Akcja powieści „Zjawy i mary. Historie z Etherton”

Akcja powieści rozgrywa się w dwóch planach czasowych. Pierwszy z nich to rok 1969, drugi to czasy współczesne – 2010. Ciekawe zestawienie, biorąc pod uwagę bohaterów.

W 1939 głównymi postaciami są Wilhelmina Aires i Agni Devi. Pierwsza to dziedziczka starego rodu od wieków związanego z wysoką magią. Zmarli i żywi poruszają się po jej posiadłości rodem z czasów wiktoriańskich, bo dla Airesów czas się zatrzymał. Wilhelmina nosi długie zabudowane suknie, jeździ konno i pobiera domowe lekcje u prywatnych nauczycieli. Agni Devi to jej przeciwieństwo – przybyszka z byłych Kolonii, mieszkająca w hippisowskiej osadzie z wyznawcami Prawdy głoszonej przez jej ojca – guru, która uwielbia doświadczać wszystkich przyjemności życia. Okazuje się, że przeciwieństwa się przyciągają, a relacja dziewczyn zacieśnia się w obliczu wydarzeń, których żadna z nich się nie spodziewała. Jak choćby zaginięcie znajomej dziewcząt czy aranżowane małżeństwo Wilhelminy z Thomasem Hendersonem, dziedzicem rodu stanowiącego drugą obok Airesów siłę w miasteczku.

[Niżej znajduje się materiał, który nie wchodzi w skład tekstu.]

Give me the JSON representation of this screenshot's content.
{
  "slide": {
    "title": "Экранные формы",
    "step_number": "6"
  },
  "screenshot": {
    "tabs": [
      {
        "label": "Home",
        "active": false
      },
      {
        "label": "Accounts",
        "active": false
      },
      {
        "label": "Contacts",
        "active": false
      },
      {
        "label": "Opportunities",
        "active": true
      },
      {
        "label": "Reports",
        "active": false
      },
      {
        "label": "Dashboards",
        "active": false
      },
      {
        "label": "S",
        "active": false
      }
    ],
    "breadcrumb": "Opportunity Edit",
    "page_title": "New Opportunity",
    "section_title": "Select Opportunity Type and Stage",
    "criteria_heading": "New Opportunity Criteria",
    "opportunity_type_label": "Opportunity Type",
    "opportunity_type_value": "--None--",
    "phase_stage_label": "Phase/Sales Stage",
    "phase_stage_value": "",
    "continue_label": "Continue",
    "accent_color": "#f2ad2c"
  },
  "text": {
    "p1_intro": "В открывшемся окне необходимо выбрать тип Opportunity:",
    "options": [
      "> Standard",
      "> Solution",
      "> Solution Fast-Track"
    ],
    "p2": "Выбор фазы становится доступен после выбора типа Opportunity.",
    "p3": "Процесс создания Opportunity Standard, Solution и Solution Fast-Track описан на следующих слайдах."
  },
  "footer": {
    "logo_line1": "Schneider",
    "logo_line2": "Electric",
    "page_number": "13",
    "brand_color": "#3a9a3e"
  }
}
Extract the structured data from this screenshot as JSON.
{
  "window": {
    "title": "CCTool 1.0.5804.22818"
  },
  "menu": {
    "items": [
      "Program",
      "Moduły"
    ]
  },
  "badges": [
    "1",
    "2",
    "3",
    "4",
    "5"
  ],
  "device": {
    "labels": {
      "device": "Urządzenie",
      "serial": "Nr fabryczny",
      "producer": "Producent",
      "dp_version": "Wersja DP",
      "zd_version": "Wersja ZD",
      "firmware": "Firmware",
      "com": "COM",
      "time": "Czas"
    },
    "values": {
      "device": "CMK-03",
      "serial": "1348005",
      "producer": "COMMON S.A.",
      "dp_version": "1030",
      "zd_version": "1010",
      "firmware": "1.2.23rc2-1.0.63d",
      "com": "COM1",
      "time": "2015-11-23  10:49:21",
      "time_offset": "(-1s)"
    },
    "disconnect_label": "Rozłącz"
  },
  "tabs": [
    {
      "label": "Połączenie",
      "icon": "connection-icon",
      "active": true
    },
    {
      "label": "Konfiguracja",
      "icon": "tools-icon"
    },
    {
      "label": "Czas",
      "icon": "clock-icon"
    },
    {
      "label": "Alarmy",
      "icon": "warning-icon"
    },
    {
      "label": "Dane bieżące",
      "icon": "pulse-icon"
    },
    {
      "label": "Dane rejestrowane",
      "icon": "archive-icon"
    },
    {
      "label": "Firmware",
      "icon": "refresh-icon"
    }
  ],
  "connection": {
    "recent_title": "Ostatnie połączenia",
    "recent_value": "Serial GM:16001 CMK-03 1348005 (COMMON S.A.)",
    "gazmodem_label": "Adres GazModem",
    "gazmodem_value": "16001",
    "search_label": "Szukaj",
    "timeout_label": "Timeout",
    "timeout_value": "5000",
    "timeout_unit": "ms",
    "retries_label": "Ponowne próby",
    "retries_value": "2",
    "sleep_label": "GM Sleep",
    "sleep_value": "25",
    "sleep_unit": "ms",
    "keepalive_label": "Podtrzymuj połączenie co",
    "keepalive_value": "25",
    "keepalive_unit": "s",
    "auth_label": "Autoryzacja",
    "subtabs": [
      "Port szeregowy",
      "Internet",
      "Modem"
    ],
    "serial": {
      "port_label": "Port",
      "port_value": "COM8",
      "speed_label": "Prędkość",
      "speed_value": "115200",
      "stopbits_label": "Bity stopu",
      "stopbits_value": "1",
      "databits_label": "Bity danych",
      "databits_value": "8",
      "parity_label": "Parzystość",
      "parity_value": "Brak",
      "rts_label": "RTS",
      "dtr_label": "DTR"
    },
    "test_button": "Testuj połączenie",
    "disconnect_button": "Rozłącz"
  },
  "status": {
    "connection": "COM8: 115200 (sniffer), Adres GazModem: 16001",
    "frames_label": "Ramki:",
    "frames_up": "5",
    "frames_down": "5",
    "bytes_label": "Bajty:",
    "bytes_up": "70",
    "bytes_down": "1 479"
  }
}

W roku 2010 poznajemy Buy’a Hendersona i Ivy Terran. Wnuczek Thomasa to racjonalista z fotograficzną pamięcią, odrzucający istnienie sił nadprzyrodzonych tak samo jak propozycję przejęcia rodzinnej firmy. Ivy Terran straciła oboje rodziców w niewyjaśnionych okolicznościach, co zaważyło na całym jej późniejszym życiu. Senne wizje, koszmary i życie w ciągłym napięciu to codzienność, którą stara się równoważyć robieniem olejków eterycznych i pielęgnowaniem roślin. Ich niespodziewanie spotkanie zaowocuje poszukiwaniem odpowiedzi na pytania o tajemnice Lasu, które odkryją nowe karty z historii ich rodzin i wystawią na próbę dotychczasowe przekonania.

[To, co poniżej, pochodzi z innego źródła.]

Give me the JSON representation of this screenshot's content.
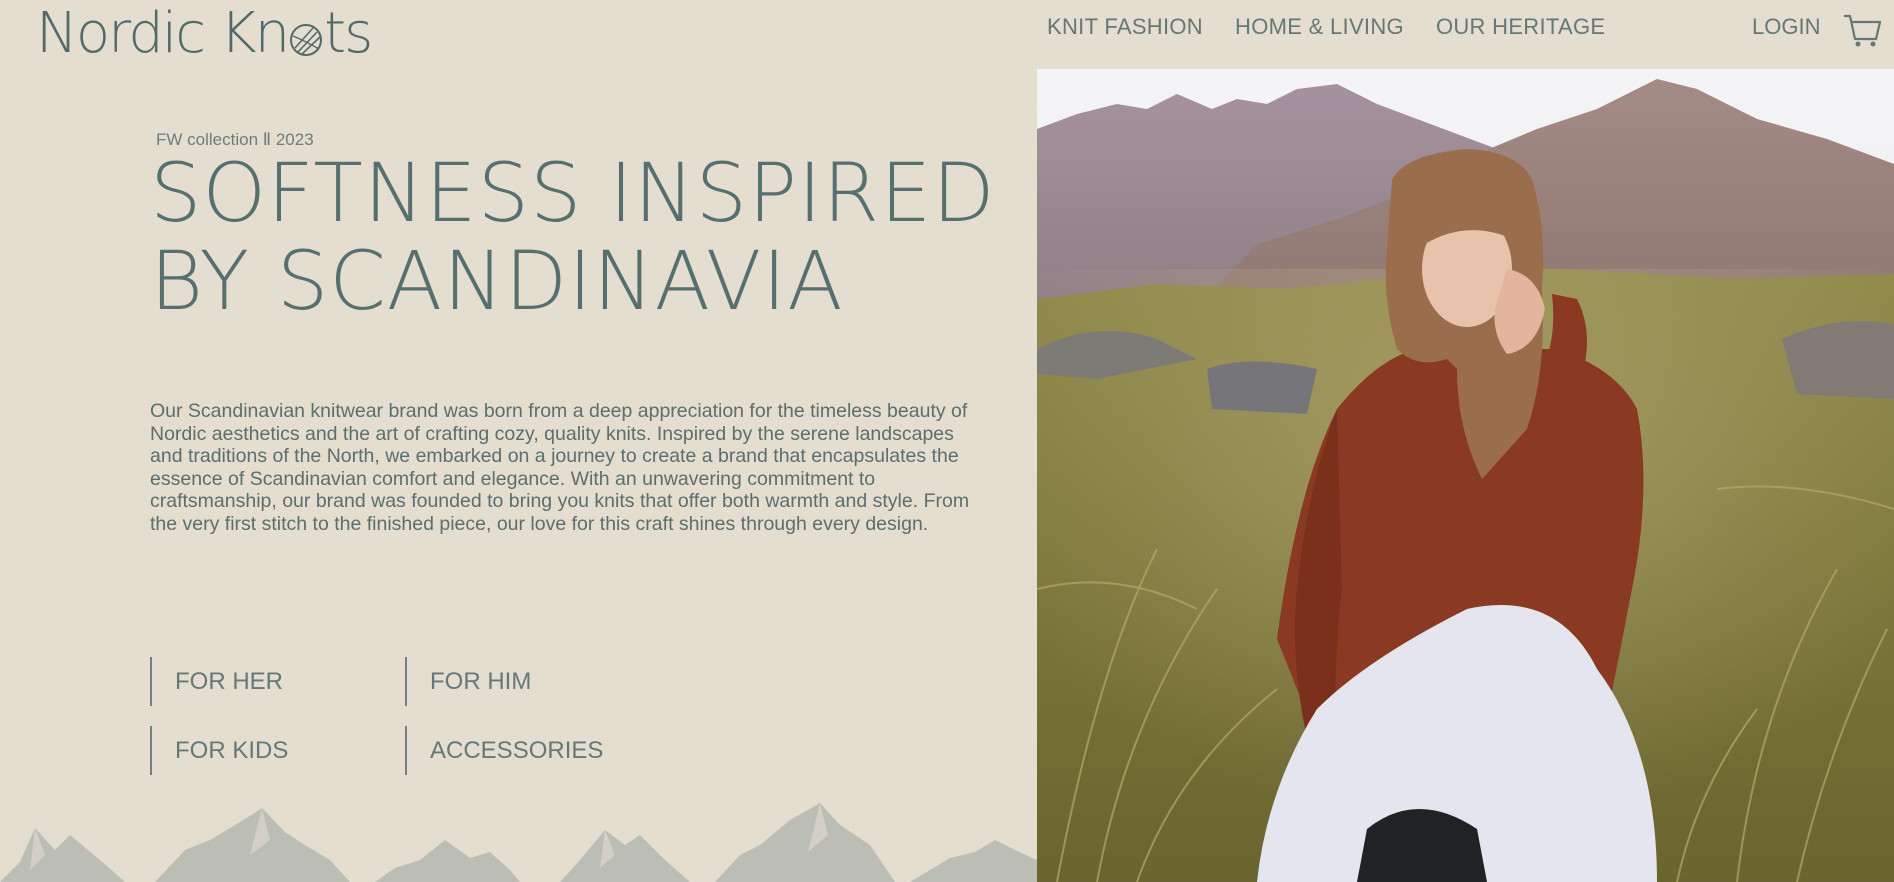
{
  "brand": {
    "name": "Nordic Knots",
    "logo_parts": [
      "Nordic Kn",
      "ts"
    ]
  },
  "nav": {
    "items": [
      {
        "label": "KNIT FASHION"
      },
      {
        "label": "HOME & LIVING"
      },
      {
        "label": "OUR HERITAGE"
      }
    ],
    "login_label": "LOGIN",
    "cart_icon": "shopping-cart-icon"
  },
  "hero": {
    "kicker": "FW collection Ⅱ 2023",
    "headline_line1": "SOFTNESS INSPIRED",
    "headline_line2": "BY SCANDINAVIA",
    "intro": "Our Scandinavian knitwear brand was born from a deep appreciation for the timeless beauty of Nordic aesthetics and the art of crafting cozy, quality knits. Inspired by the serene landscapes and traditions of the North, we embarked on a journey to create a brand that encapsulates the essence of Scandinavian comfort and elegance. With an unwavering commitment to craftsmanship, our brand was founded to bring you knits that offer both warmth and style. From the very first stitch to the finished piece, our love for this craft shines through every design.",
    "image": "woman-in-rust-sweater-sitting-in-grass-field-with-mountains"
  },
  "categories": [
    {
      "label": "FOR HER"
    },
    {
      "label": "FOR HIM"
    },
    {
      "label": "FOR KIDS"
    },
    {
      "label": "ACCESSORIES"
    }
  ],
  "colors": {
    "background": "#e5ddd0",
    "text": "#586b6b",
    "accent": "#56706f",
    "mountain_silhouette": "#bcbeb5"
  }
}
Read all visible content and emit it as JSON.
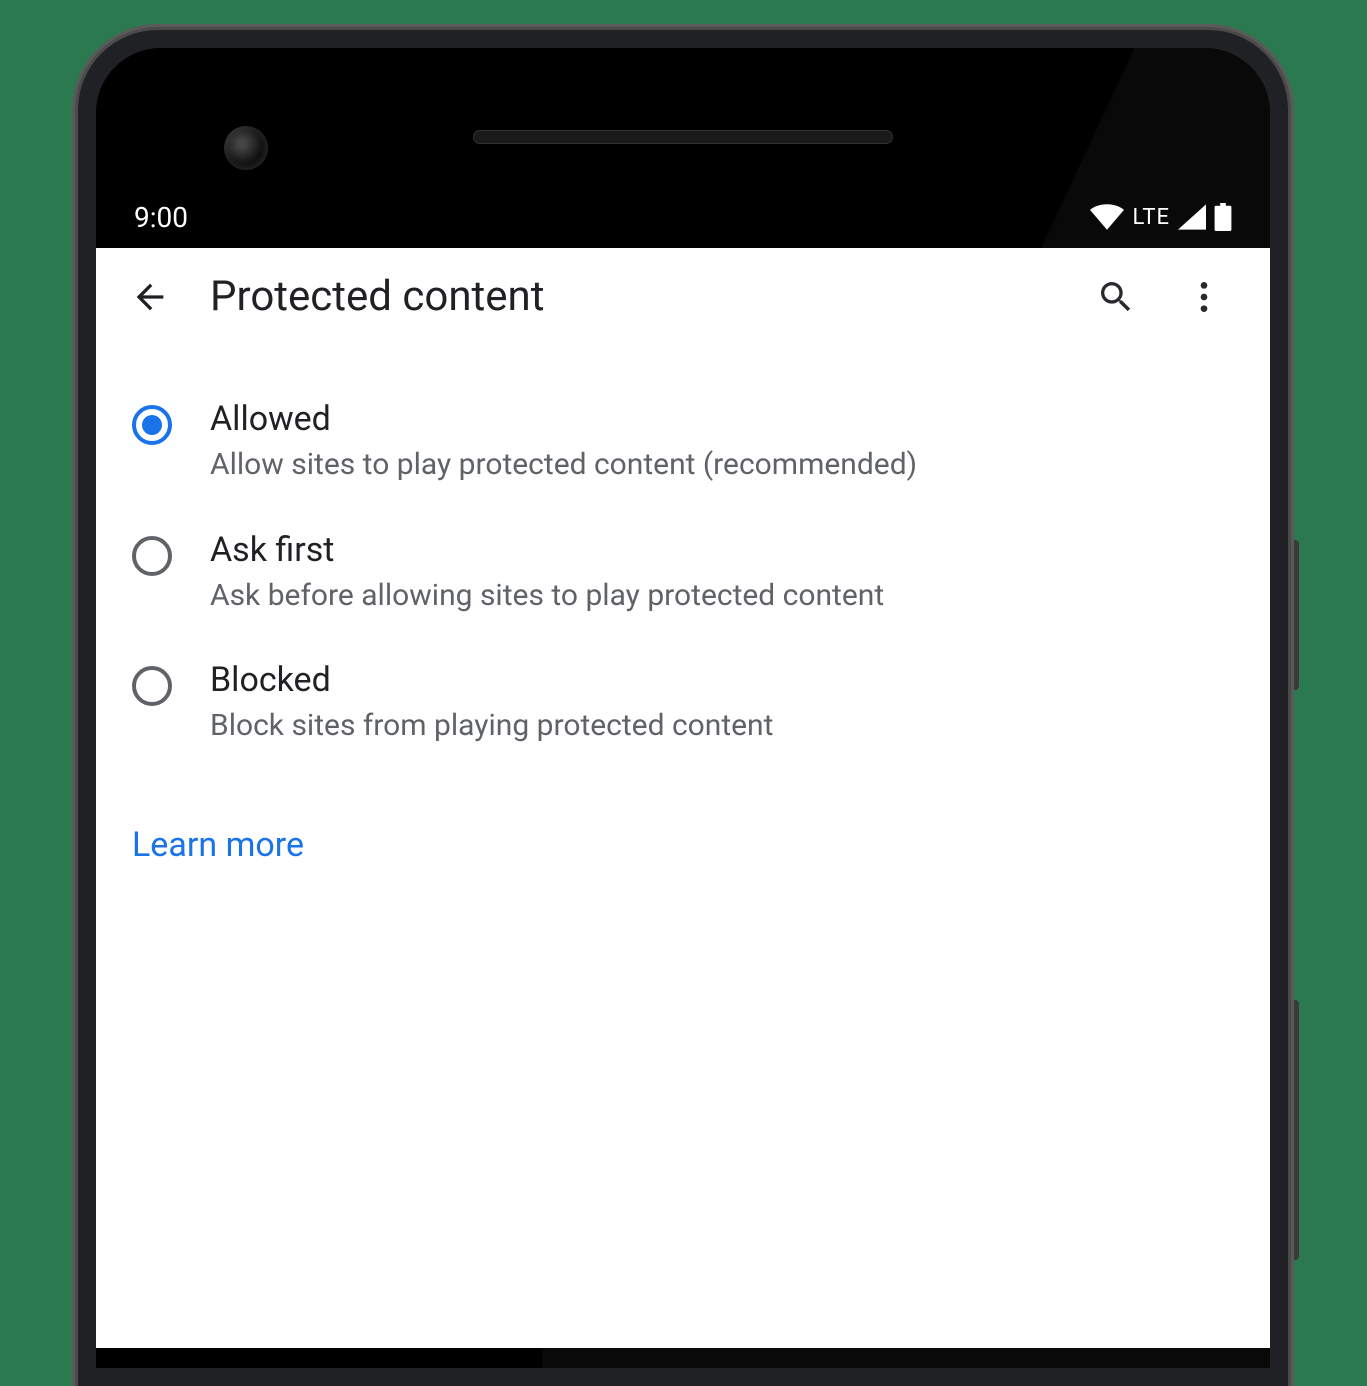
{
  "status_bar": {
    "time": "9:00",
    "network_label": "LTE"
  },
  "header": {
    "title": "Protected content"
  },
  "options": [
    {
      "id": "allowed",
      "title": "Allowed",
      "description": "Allow sites to play protected content (recommended)",
      "selected": true
    },
    {
      "id": "ask-first",
      "title": "Ask first",
      "description": "Ask before allowing sites to play protected content",
      "selected": false
    },
    {
      "id": "blocked",
      "title": "Blocked",
      "description": "Block sites from playing protected content",
      "selected": false
    }
  ],
  "learn_more_label": "Learn more",
  "colors": {
    "accent": "#1a73e8",
    "text_primary": "#202124",
    "text_secondary": "#5f6368"
  }
}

Etherton i magiczne przedmioty

Wszystkich łączy Etherton –  pozornie zwykłe miasteczko rządzone przez dwie wpływowe rodziny – Airesów i Hendersonów, które tak jak każda aglomeracja, ma swoje mroczne sekrety i historie. Jego położenie również nie jest dziełem przypadku. Z jednej strony otacza go morze, z drugiej  monstrualny Las. Las, który rozrasta się z każdym dniem, dezorientuje, wywołuje wizje, sprowadza na manowce i krętymi ścieżkami prowadzi bohaterów w nieznane.

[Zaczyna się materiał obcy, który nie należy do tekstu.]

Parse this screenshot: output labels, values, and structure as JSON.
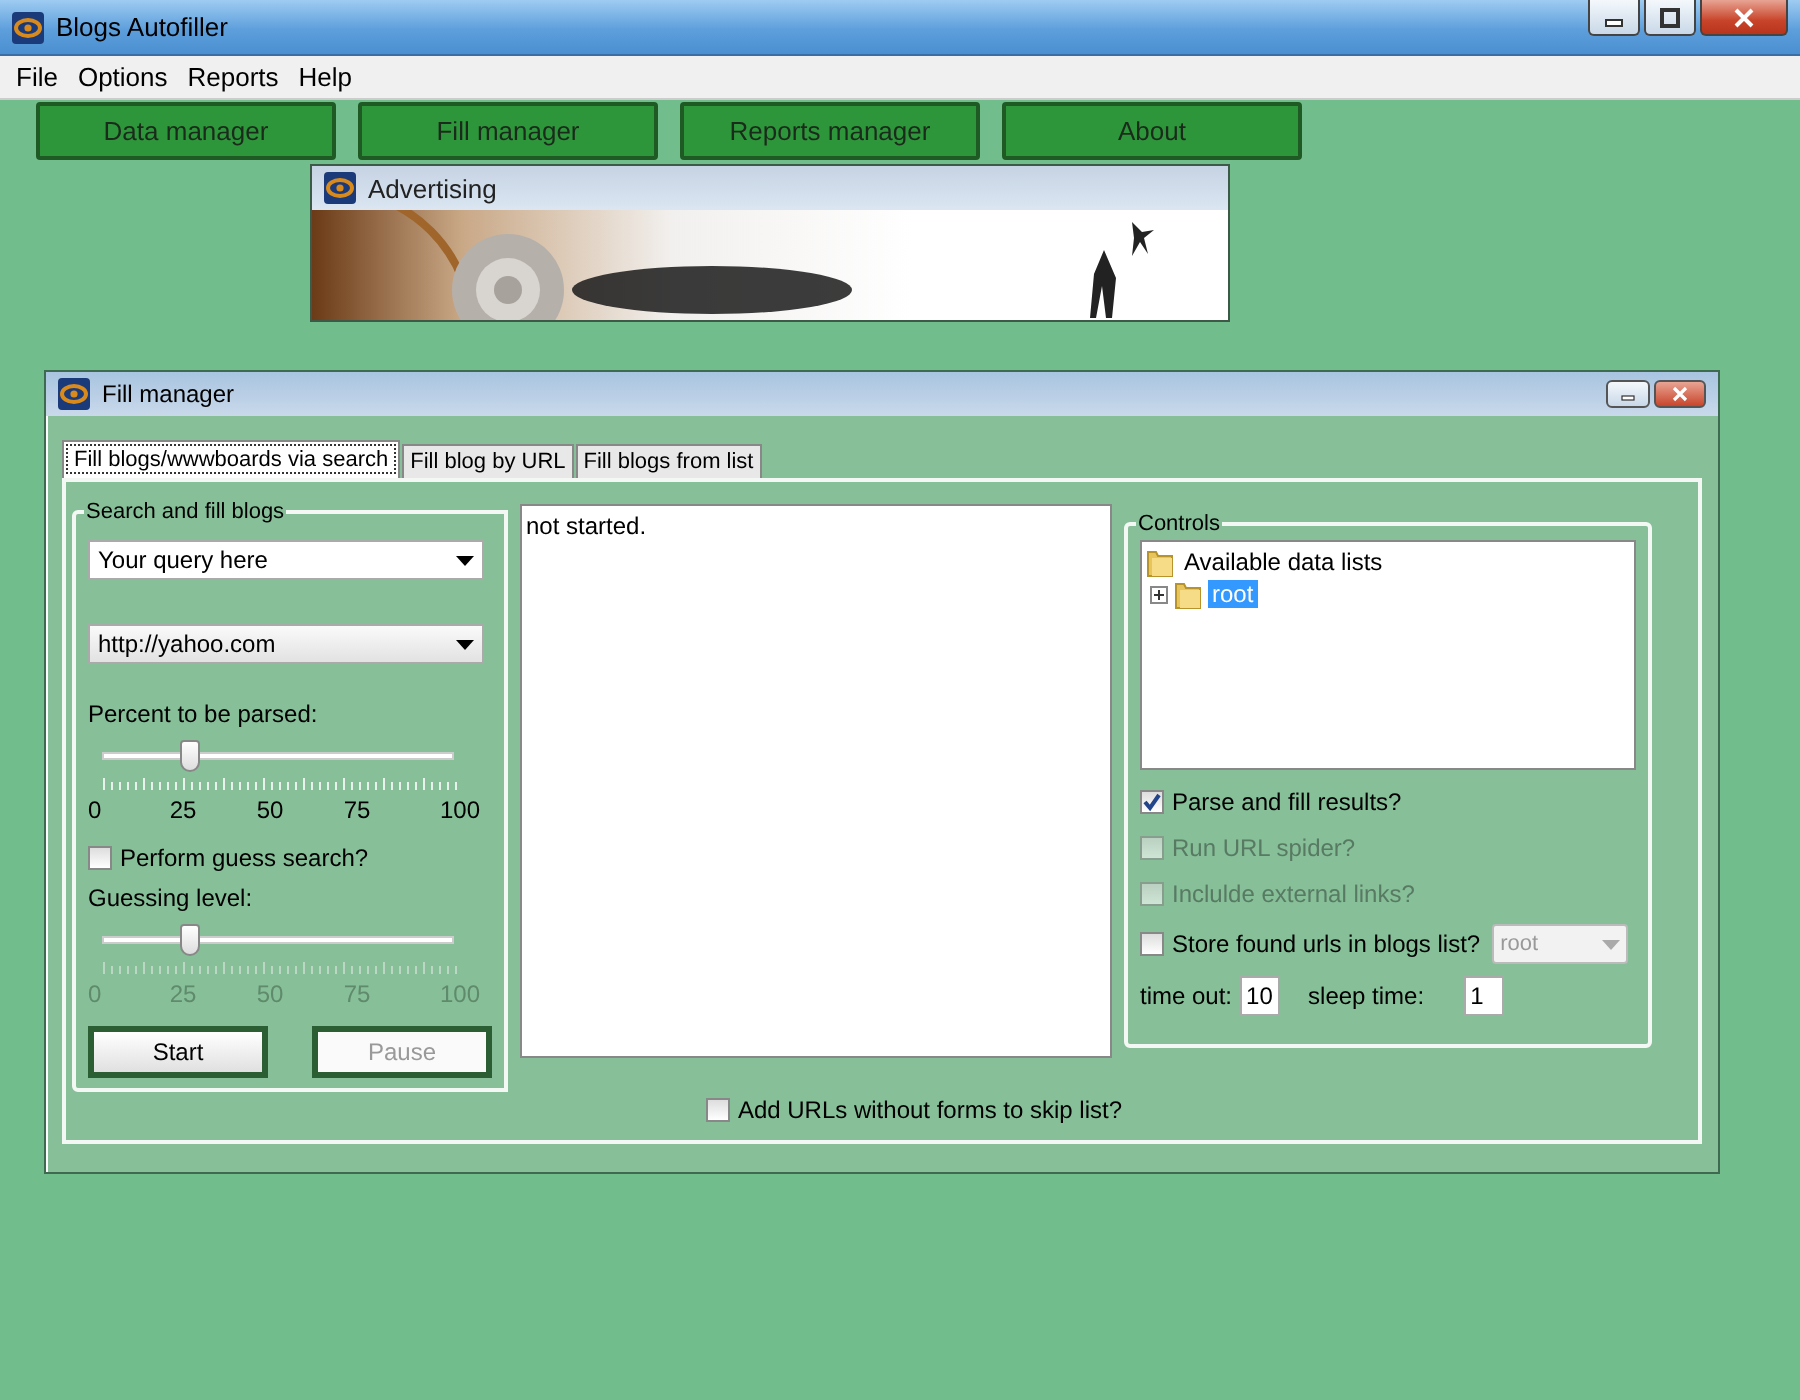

Jednak w powieści również inne lokacje zasługują na uwagę – nawiedzona rezydencja, pole kukurydzy, zakurzony strych, wielobarwny bazar, szpital psychiatryczny – budują napięcie, intrygują, przywołują znane horrory, powieści grozy i kryminały, tworząc oryginalny świat przedstawiony.

W powieści znajdziecie też magiczne przedmioty takie jak maski pozwalające porozumiewać się na odległość, lustro, przez które przodkowie przekazują wieści z zaświatów czy rośliny o niezwykłych właściwościach. A to wszystko podane w wyjątkowo wysmakowany i wciągający sposób.

Na zakończenie

Coś złego, mrocznego i nieodgadnionego nadciąga nad Etherton. A że historia lubi się powtarzać, rok 1969 i 2010 łączą się w nieoczywisty sposób, który wgniecie Was w fotel.

Przerażające, oniryczne wizje, wydarzenia na granicy światów, hipnotyczne wizje i zwroty akcji, po których nic już nie będzie takie samo.

Tajemniczy klimat, eksplorowanie meandrów ludzkiej świadomości, zawieszenie w czasie i przestrzeni, magia, jakiej trudno szukać w innych współczesnych powieściach to tylko część powodów, dla których warto sięgnąć po ,,Zjawy i mary”. Ja właśnie czytam drugi tom i już teraz mogę napisać – wow!